Even though I knew that, even though Old Salem is a pedestrian experience — and I mean that in terms of people walking — I was surprised to see the speed limit that was posted in Old Salem: 2.5 miles per hour.
I’d never seen a speed limit that low, and when I tried to drive 2.5, it was nearly impossible. It’s just a smidge, or a skosh, above being motionless. But, laws being laws, I did my best, creeping along like a snail in my red jeep, traffic gathering behind me, mother beside me and Ace in the back seat wondering, I’d guess, “What is this? Are we stopping or not?”
As we crept along, my mother showed me the house my sister born in, and, nearby, the building at Salem College where she worked in the public relations department. As we left, I insisted on pulling over to take a picture of the speed limit sign, for by then – even though I’m all for playing it safe and slowing down in life — I’d concluded that the the 2.5 mile speed limit was one of the most ridiculous things ever.
By that time, I needed a strong cup of coffee, for driving 2.5 makes one sleepy at an amazing speed.
I settled for the coffee pot, just a couple of blocks away and one of Winston-Salem’s best-known landmarks.
The coffee pot is 12 feet high, 16 feet in circumference and was made by tinsmith Julius Mickey in 1858. In the town then known as Salem, Mickey opened a grocery store and, in its loft, a tinsmith shop.
The tin shop turned out to fare far better than the grocery. It was the source of cups, plates, pots, pans, coffee and tea pots, buckets and lanterns and more — items in such demand that a second tinsmith opened just down the street.
To distinguish his shop from it, Mickey built, of tin, an enormous coffee pot, large enough, it is said, to hold 740 gallons of coffee. He placed it on a wooden post in front of his shop on the side of the street -– in a way that it actually extended into the street. Over time it became banged up by horse-drawn buggies that bumped it.

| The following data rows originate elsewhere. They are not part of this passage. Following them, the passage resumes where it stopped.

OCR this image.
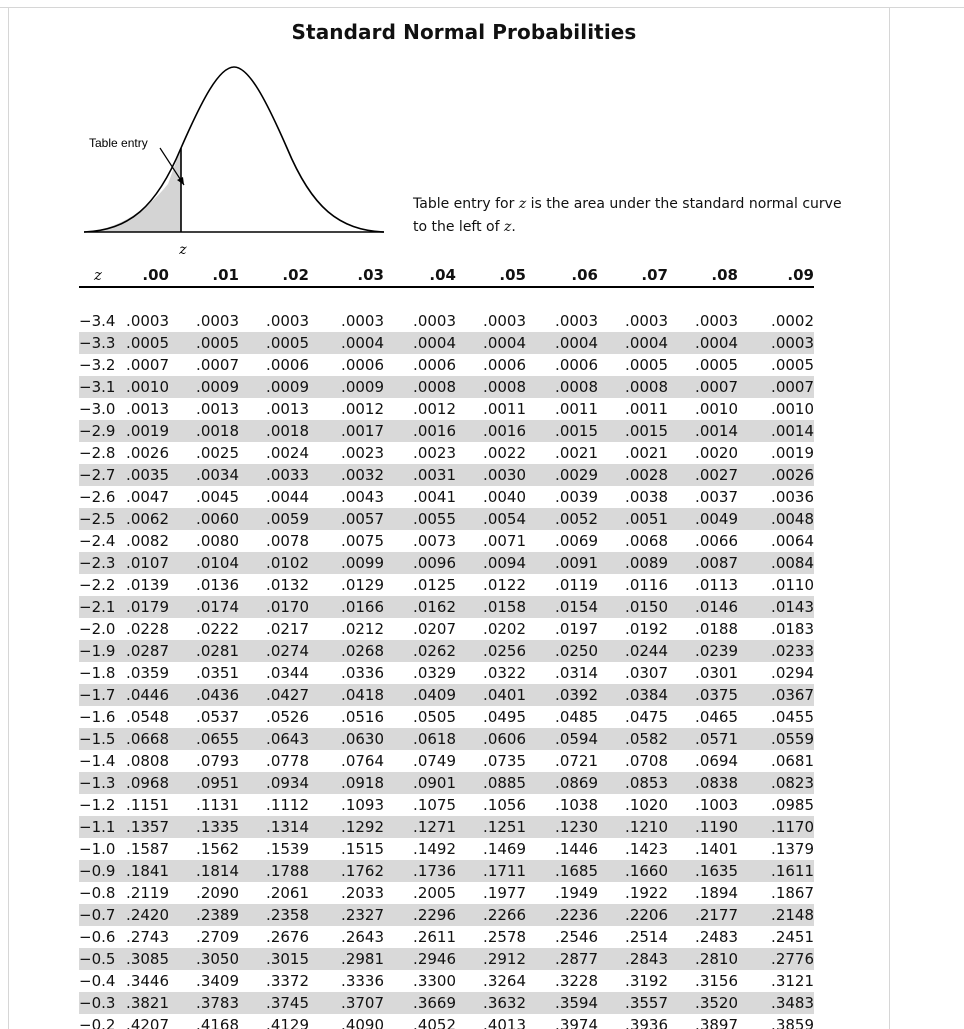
Standard Normal Probabilities
Table entry
z
Table entry for z is the area under the standard normal curve to the left of z.
z	.00	.01	.02	.03	.04	.05	.06	.07	.08	.09

−3.4	.0003	.0003	.0003	.0003	.0003	.0003	.0003	.0003	.0003	.0002
−3.3	.0005	.0005	.0005	.0004	.0004	.0004	.0004	.0004	.0004	.0003
−3.2	.0007	.0007	.0006	.0006	.0006	.0006	.0006	.0005	.0005	.0005
−3.1	.0010	.0009	.0009	.0009	.0008	.0008	.0008	.0008	.0007	.0007
−3.0	.0013	.0013	.0013	.0012	.0012	.0011	.0011	.0011	.0010	.0010
−2.9	.0019	.0018	.0018	.0017	.0016	.0016	.0015	.0015	.0014	.0014
−2.8	.0026	.0025	.0024	.0023	.0023	.0022	.0021	.0021	.0020	.0019
−2.7	.0035	.0034	.0033	.0032	.0031	.0030	.0029	.0028	.0027	.0026
−2.6	.0047	.0045	.0044	.0043	.0041	.0040	.0039	.0038	.0037	.0036
−2.5	.0062	.0060	.0059	.0057	.0055	.0054	.0052	.0051	.0049	.0048
−2.4	.0082	.0080	.0078	.0075	.0073	.0071	.0069	.0068	.0066	.0064
−2.3	.0107	.0104	.0102	.0099	.0096	.0094	.0091	.0089	.0087	.0084
−2.2	.0139	.0136	.0132	.0129	.0125	.0122	.0119	.0116	.0113	.0110
−2.1	.0179	.0174	.0170	.0166	.0162	.0158	.0154	.0150	.0146	.0143
−2.0	.0228	.0222	.0217	.0212	.0207	.0202	.0197	.0192	.0188	.0183
−1.9	.0287	.0281	.0274	.0268	.0262	.0256	.0250	.0244	.0239	.0233
−1.8	.0359	.0351	.0344	.0336	.0329	.0322	.0314	.0307	.0301	.0294
−1.7	.0446	.0436	.0427	.0418	.0409	.0401	.0392	.0384	.0375	.0367
−1.6	.0548	.0537	.0526	.0516	.0505	.0495	.0485	.0475	.0465	.0455
−1.5	.0668	.0655	.0643	.0630	.0618	.0606	.0594	.0582	.0571	.0559
−1.4	.0808	.0793	.0778	.0764	.0749	.0735	.0721	.0708	.0694	.0681
−1.3	.0968	.0951	.0934	.0918	.0901	.0885	.0869	.0853	.0838	.0823
−1.2	.1151	.1131	.1112	.1093	.1075	.1056	.1038	.1020	.1003	.0985
−1.1	.1357	.1335	.1314	.1292	.1271	.1251	.1230	.1210	.1190	.1170
−1.0	.1587	.1562	.1539	.1515	.1492	.1469	.1446	.1423	.1401	.1379
−0.9	.1841	.1814	.1788	.1762	.1736	.1711	.1685	.1660	.1635	.1611
−0.8	.2119	.2090	.2061	.2033	.2005	.1977	.1949	.1922	.1894	.1867
−0.7	.2420	.2389	.2358	.2327	.2296	.2266	.2236	.2206	.2177	.2148
−0.6	.2743	.2709	.2676	.2643	.2611	.2578	.2546	.2514	.2483	.2451
−0.5	.3085	.3050	.3015	.2981	.2946	.2912	.2877	.2843	.2810	.2776
−0.4	.3446	.3409	.3372	.3336	.3300	.3264	.3228	.3192	.3156	.3121
−0.3	.3821	.3783	.3745	.3707	.3669	.3632	.3594	.3557	.3520	.3483
−0.2	.4207	.4168	.4129	.4090	.4052	.4013	.3974	.3936	.3897	.3859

By the time Mickey sold his shop to another tinsmith, L. B. Brickenstein, the pot was considered both a town symbol and a nuisance.
In 1920, a horse and buggy driver struck the pot, knocking it off its wooden post. According to a 1966 article on the coffee pot’s history, published in the Winston-Salem Journal, the pot landed across the sidewalk, and just missed hitting a woman and child who were walking by.
The Winston-Salem board of alderman – the two towns having become one by then — ruled that the pot was a traffic hazard and a violation of a town ordinance regulating advertising signs. The board ordered it taken down. It was stored, but only briefly. After an outcry from those who saw it as an important landmark, it was put back up — just a little further away from the street.
In 1924, the Vogler family bought the old shop, and decided to leave the coffee pot standing, even if it didn’t exactly go with their expanding business — a funeral home.
In the 1950’s progress dictated — and progress does have a way of dictating — that the pot must go. Interstate 40 was coming through town, and the route went right through where the coffee pot stood. Suggestions that the highway be rerouted to skirt the pot were overruled.
Instead, the coffee pot was removed from its location at Belews and Main Street and, early in 1959, relocated to an expanse of grass at the point where the Old Salem bypass enters Main Street.
Coffee pot lore is abundant, some of it possibly even true. One legend has it that the pot served as a mail drop for spies during the Revolutionary War – a little hard to swallow considering it wasn’t built until 1858.
Still percolating as well are accounts that, during the Civil War, the coffee pot, which does have a trap door built into it, once hid a Yankee soldier (caffeinated version), or a Confederate soldier (decaffeinated version).
People do move slower in the south, and I think that’s a good thing.
In my travels with Ace, I’ve found that decreasing one’s pace, avoiding a schedule, allows one to see more, hear more, experience more, meet people more, and make fewer misteaks. (If you didn’t catch that, you’re reading too fast.)
Maybe I’m getting old, or maybe I’m getting southern, but I think we’d all be well served by not trying to do everything so fast — even if it does cut into the profit margin. We’d be better off — and I’d bet the average tinsmith agrees — to do our jobs more slowly and carefully, not to mention walk a little slower, talk a little slower, eat our Krispy Kreme donuts a little slower, even drive a little slower.
I’d highly recommend it — just not 2.5 mph.